I recently had a request on facebook for a vegan white cake recipe from a lady whose daughters both have extreme food allergies. Since I don’t have one, I decided to try making one up, and unlike many baking experiments, this one turned out great the first time! I combined my recipe for Wacky Cake with the Dairy-Free White Cupcakes recipe and although the resulting cake is heavier than a regular white cake, it is very moist and has a great flavor. I have no pictures of the whole cake because I hate a whole row of the cake while it was still warm. Oops!
Wacky White Cake
Printable recipe
Printable recipe with picture
3 cups all-purpose flour
2 cups granulated sugar
1 teaspoon salt
1 tablespoon baking powder
¼ teaspoon baking soda
1 cup vegetable oil
2 tablespoons lemon juice
1 tablespoon vanilla extract (use clear to keep the cake white-I didn’t)
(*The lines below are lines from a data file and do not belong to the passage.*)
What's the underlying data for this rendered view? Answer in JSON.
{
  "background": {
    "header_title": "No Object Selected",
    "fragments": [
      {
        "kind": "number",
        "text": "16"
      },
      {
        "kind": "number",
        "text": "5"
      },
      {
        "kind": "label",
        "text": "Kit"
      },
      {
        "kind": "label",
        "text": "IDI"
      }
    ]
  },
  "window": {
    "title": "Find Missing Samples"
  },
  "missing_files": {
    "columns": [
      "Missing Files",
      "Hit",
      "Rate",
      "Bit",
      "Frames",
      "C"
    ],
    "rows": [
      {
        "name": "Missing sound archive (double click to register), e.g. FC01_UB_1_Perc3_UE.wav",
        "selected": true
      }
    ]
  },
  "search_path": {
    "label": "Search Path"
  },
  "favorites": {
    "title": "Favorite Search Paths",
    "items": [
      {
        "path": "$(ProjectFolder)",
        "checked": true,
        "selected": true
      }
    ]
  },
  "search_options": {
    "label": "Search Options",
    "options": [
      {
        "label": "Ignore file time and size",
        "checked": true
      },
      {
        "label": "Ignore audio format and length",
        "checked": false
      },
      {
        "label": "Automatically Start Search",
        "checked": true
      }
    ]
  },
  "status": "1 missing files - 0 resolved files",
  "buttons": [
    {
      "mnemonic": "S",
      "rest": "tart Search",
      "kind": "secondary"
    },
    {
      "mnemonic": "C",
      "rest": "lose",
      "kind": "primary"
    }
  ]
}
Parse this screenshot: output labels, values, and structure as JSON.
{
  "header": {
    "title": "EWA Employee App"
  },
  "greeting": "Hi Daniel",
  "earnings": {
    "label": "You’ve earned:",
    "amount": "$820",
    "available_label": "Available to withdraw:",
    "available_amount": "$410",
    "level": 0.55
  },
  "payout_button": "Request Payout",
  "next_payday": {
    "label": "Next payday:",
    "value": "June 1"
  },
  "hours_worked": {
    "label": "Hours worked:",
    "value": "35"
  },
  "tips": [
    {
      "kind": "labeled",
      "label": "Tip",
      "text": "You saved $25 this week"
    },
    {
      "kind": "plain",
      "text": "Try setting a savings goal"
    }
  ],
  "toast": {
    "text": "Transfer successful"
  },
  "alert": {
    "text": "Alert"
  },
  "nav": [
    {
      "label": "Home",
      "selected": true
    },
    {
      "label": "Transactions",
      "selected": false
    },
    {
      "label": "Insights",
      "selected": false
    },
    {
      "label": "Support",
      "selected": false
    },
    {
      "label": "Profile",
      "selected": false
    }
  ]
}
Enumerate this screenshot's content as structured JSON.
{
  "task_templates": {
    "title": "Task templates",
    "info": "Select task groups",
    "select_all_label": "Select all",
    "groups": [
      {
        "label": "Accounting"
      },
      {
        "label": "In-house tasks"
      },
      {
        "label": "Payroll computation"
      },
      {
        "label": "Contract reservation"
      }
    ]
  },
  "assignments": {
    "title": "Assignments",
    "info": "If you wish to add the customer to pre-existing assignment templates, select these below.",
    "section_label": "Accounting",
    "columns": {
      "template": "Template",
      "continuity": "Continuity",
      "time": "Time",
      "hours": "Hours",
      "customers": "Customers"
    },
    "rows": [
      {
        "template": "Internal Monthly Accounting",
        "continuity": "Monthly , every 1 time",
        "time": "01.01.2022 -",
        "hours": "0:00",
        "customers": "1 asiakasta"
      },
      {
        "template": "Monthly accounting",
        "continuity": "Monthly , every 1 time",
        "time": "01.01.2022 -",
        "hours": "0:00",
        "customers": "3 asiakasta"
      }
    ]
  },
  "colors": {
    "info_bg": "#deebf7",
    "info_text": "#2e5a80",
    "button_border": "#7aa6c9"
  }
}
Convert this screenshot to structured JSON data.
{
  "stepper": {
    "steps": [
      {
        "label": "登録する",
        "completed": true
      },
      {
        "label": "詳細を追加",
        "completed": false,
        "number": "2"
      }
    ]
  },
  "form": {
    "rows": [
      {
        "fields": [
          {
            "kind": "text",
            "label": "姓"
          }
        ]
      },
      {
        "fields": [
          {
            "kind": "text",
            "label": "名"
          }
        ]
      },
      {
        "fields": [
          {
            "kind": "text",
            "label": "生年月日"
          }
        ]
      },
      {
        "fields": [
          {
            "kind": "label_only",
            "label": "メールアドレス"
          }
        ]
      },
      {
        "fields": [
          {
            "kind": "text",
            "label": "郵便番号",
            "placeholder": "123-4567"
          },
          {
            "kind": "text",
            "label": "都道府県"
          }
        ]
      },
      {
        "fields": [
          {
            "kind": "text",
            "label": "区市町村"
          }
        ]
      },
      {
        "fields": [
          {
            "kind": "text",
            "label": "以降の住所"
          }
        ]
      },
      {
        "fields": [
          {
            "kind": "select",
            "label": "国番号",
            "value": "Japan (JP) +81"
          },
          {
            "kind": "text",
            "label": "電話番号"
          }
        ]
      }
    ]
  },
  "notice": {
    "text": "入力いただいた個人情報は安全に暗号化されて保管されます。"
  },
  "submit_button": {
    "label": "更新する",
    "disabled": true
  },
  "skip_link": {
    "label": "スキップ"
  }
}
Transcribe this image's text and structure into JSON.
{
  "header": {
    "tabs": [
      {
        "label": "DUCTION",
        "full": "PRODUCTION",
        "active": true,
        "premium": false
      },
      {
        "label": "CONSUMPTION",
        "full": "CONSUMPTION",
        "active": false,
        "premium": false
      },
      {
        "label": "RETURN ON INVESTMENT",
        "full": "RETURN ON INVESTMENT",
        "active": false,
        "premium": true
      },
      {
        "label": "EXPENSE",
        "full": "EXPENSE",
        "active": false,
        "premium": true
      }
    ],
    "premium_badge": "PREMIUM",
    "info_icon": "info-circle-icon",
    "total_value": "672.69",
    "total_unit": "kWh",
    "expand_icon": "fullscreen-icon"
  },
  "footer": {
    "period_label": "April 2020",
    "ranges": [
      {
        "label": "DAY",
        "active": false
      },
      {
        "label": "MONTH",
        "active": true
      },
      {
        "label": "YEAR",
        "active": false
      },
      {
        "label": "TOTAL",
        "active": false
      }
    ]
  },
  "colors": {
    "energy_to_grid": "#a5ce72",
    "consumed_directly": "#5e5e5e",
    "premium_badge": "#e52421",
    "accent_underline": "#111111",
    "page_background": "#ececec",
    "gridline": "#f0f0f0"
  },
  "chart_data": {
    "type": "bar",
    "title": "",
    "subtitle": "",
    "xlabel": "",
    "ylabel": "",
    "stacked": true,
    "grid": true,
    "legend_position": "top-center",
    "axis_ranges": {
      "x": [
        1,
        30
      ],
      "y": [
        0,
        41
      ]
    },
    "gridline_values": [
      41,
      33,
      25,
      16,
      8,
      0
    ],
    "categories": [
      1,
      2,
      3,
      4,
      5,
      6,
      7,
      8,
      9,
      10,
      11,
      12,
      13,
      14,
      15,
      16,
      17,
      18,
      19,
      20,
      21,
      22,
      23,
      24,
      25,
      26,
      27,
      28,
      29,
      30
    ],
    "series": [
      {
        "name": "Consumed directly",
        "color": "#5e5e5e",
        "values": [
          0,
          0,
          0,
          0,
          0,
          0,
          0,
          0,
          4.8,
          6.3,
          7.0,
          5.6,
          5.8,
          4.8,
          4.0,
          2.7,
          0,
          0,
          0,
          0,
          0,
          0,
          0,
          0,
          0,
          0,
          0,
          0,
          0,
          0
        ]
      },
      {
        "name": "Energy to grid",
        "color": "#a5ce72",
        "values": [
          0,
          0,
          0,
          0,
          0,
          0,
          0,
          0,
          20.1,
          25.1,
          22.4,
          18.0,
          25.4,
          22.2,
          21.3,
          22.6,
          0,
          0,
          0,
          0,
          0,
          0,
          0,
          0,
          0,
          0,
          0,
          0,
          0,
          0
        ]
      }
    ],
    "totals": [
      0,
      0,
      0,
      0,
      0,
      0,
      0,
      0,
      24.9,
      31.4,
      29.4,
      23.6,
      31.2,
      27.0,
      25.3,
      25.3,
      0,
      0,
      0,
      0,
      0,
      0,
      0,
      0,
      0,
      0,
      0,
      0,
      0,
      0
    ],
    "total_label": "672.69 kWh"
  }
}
2 teaspoons almond extract
1 cup cold water
Preheat oven to 350. Spray a 9×13 pan with cooking spray and set aside. Sift all dry ingredients together into a large bowl. Make three wells and put the oil in one, the vanilla & almond extract in another, and the lemon juice in the last. Pour water over it all and mix until well blended. Pour into prepared pan and bake 30-40 minutes, or until a toothpick inserted in center comes out clean. Cool on a wire rack. Frost with white celebration frosting, or your favorite recipe. (I made a simple glaze with lemon juice, water, and powdered sugar.) Serve at room temperature.